Sérgio Moro participa de audiência na Câmara sobre combate à corrupção

O juiz federal Sérgio Moro, responsável pelos processos da Operação Lava Jato na primeira instância, participou nesta quinta-feira (4) de uma audiência pública na comissão especial da Câmara dos Deputados criada para debater 10 medidas de combate à corrupção apoiadas pelo Ministério Público.

Logo no início da sessão, Moro disse que a Lava Jato apontou um “quadro de corrupção extremamente grave” que não se limitou à Petrobras, mas também a empresa Eletronuclear.

A comissão especial foi criada para discutir as propostas de combate à corrupção apresentadas pelo Ministério Público Federal e que receberam mais de 2 milhões de assinaturas de apoio da população.

Moro lembrou que quatro ex-diretores da Petrobras já foram condenados e disse que o que o mais chocou nesse caso foi a “naturalidade” com que o esquema de corrupção era visto por esses funcionários da estatal, como se receber propina fosse “parte do jogo”.

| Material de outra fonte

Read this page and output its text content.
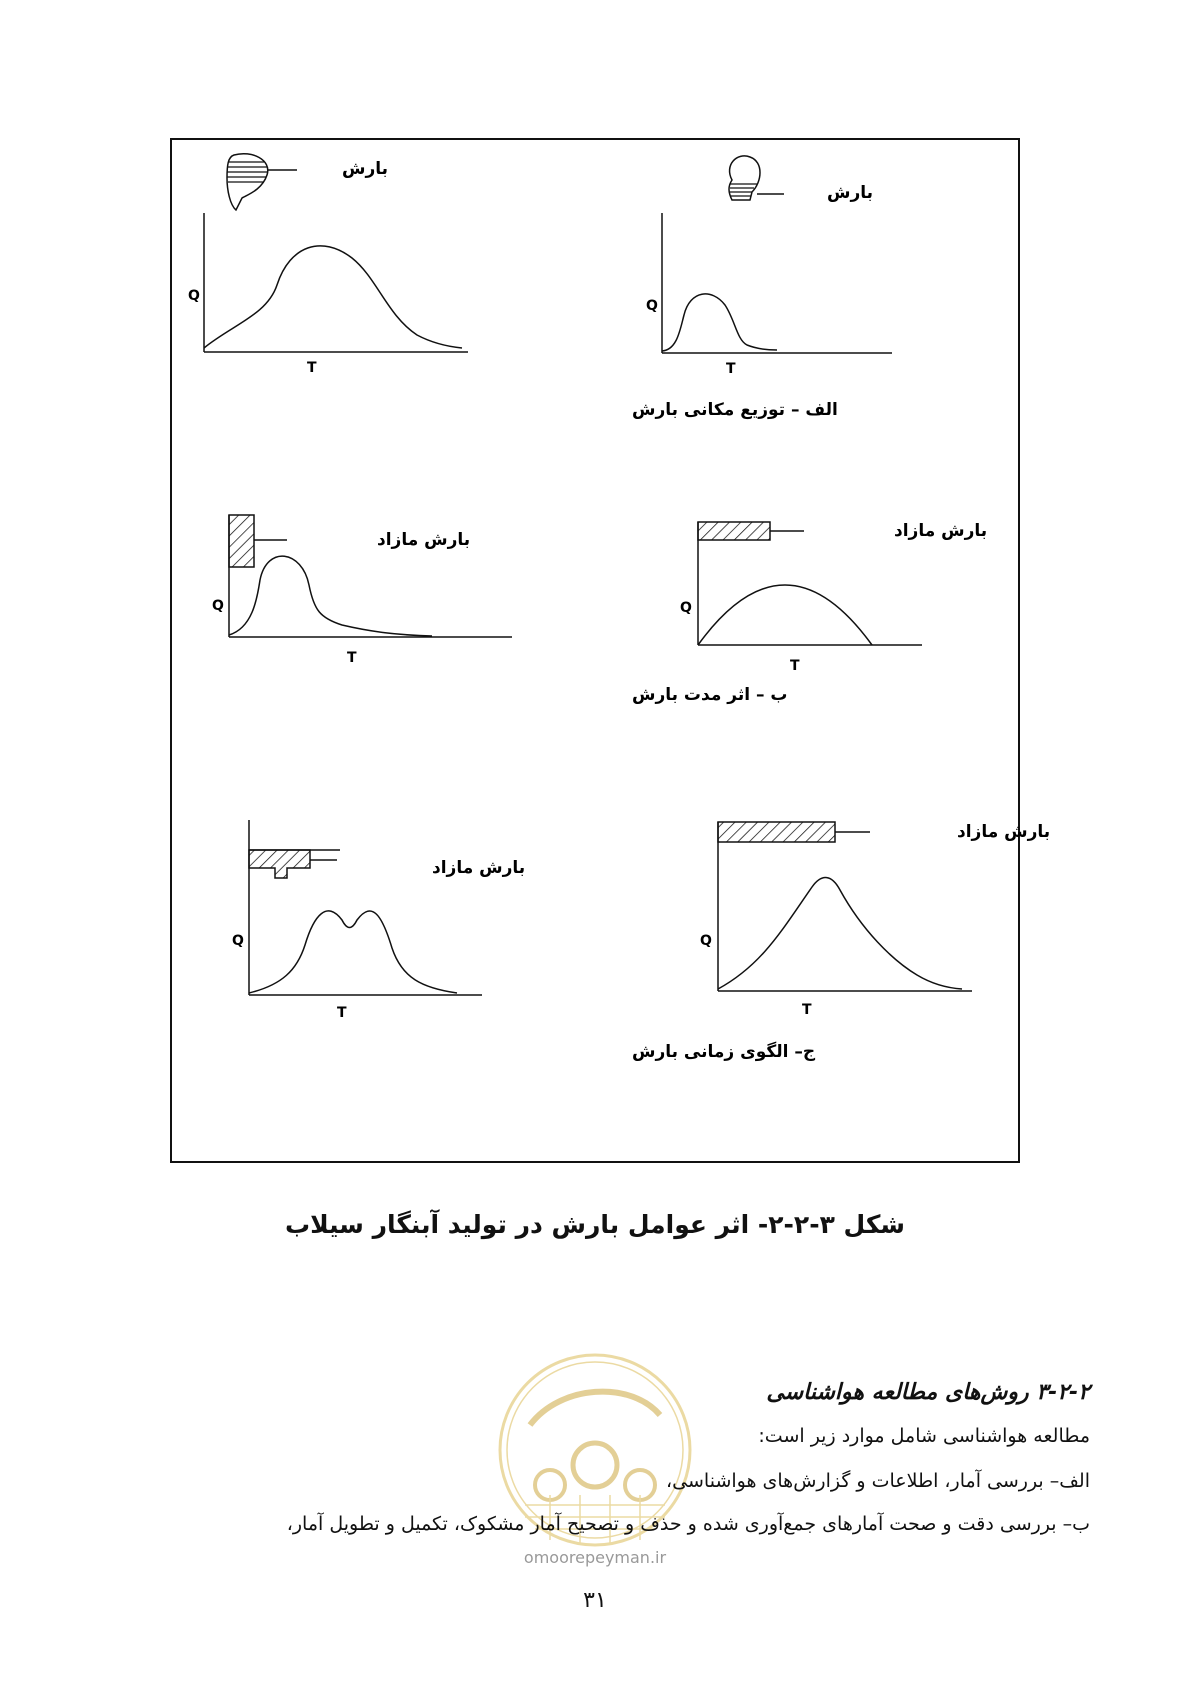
بارش
Q
T
بارش
Q
T
الف – توزیع مکانی بارش
بارش مازاد
Q
T
بارش مازاد
Q
T
ب – اثر مدت بارش
بارش مازاد
Q
T
بارش مازاد
Q
T
ج– الگوی زمانی بارش
شکل ۳-۲-۲- اثر عوامل بارش در تولید آبنگار سیلاب
۳-۲-۲ روش‌های مطالعه هواشناسی
مطالعه هواشناسی شامل موارد زیر است:
الف– بررسی آمار، اطلاعات و گزارش‌های هواشناسی،
ب– بررسی دقت و صحت آمارهای جمع‌آوری شده و حذف و تصحیح آمار مشکوک، تکمیل و تطویل آمار،
omoorepeyman.ir
۳۱
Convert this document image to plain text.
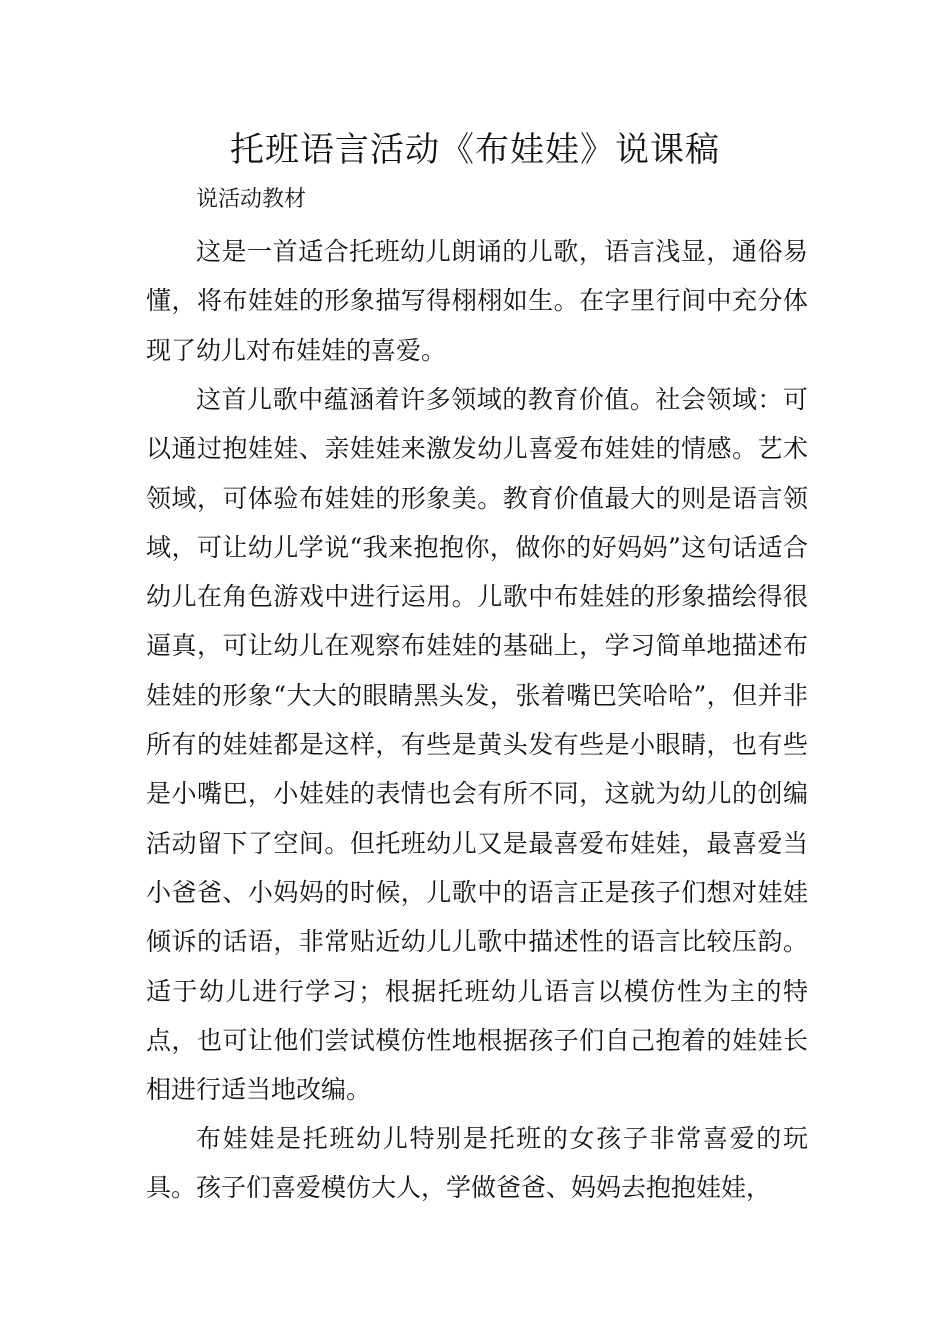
托班语言活动《布娃娃》说课稿

说活动教材

这是一首适合托班幼儿朗诵的儿歌，语言浅显，通俗易懂，将布娃娃的形象描写得栩栩如生。在字里行间中充分体现了幼儿对布娃娃的喜爱。

这首儿歌中蕴涵着许多领域的教育价值。社会领域：可以通过抱娃娃、亲娃娃来激发幼儿喜爱布娃娃的情感。艺术领域，可体验布娃娃的形象美。教育价值最大的则是语言领域，可让幼儿学说“我来抱抱你，做你的好妈妈”这句话适合幼儿在角色游戏中进行运用。儿歌中布娃娃的形象描绘得很逼真，可让幼儿在观察布娃娃的基础上，学习简单地描述布娃娃的形象“大大的眼睛黑头发，张着嘴巴笑哈哈”，但并非所有的娃娃都是这样，有些是黄头发有些是小眼睛，也有些是小嘴巴，小娃娃的表情也会有所不同，这就为幼儿的创编活动留下了空间。但托班幼儿又是最喜爱布娃娃，最喜爱当小爸爸、小妈妈的时候，儿歌中的语言正是孩子们想对娃娃倾诉的话语，非常贴近幼儿儿歌中描述性的语言比较压韵。适于幼儿进行学习；根据托班幼儿语言以模仿性为主的特点，也可让他们尝试模仿性地根据孩子们自己抱着的娃娃长相进行适当地改编。

布娃娃是托班幼儿特别是托班的女孩子非常喜爱的玩具。孩子们喜爱模仿大人，学做爸爸、妈妈去抱抱娃娃，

“Se constata uma naturalização da corrupção no âmbito das nossas instituições e é algo que transcende a toda discussão partidária”, afirmou.

Ele ponderou que o Judiciário tem tido uma postura mais ativa no combate à corrupção e cobrou uma participação mais intensa do Legislativo e do Executivo.

“O que nós vimos até o momento é que o Judiciário, e não faço nenhuma pessoalização, pois há vários juízes, mas as respostas a esse problema estavam vindo quase exclusivamente do poder Judiciário, que estava mais como uma voz no deserto. Por isso que vi com muita felicidade a recepção do projeto das dez medidas e a formação dessa comissão especial”, ressaltou.

Caixa 2
Durante a sessão, Moro comentou ponto a ponto as propostas feitas pelo Ministério Público e disse que pretende entregar “em breve” aos deputados da comissão as suas sugestões por escrito.

Um dos pontos defendidos por ele foi a tipificação da prática de caixa 2, que é o recebimento de doações eleitorais não contabilizadas oficialmente. Para ele, a prática é “trapaça”.

“Acho que Caixa 2 é visto como ilícito menor, mas é trapaça numa eleição você receber recursos que não são contabilizados. A meu ver, não existe justificativa ética para essa conduta. Há uma carência para tipificar o caixa 2”, disse.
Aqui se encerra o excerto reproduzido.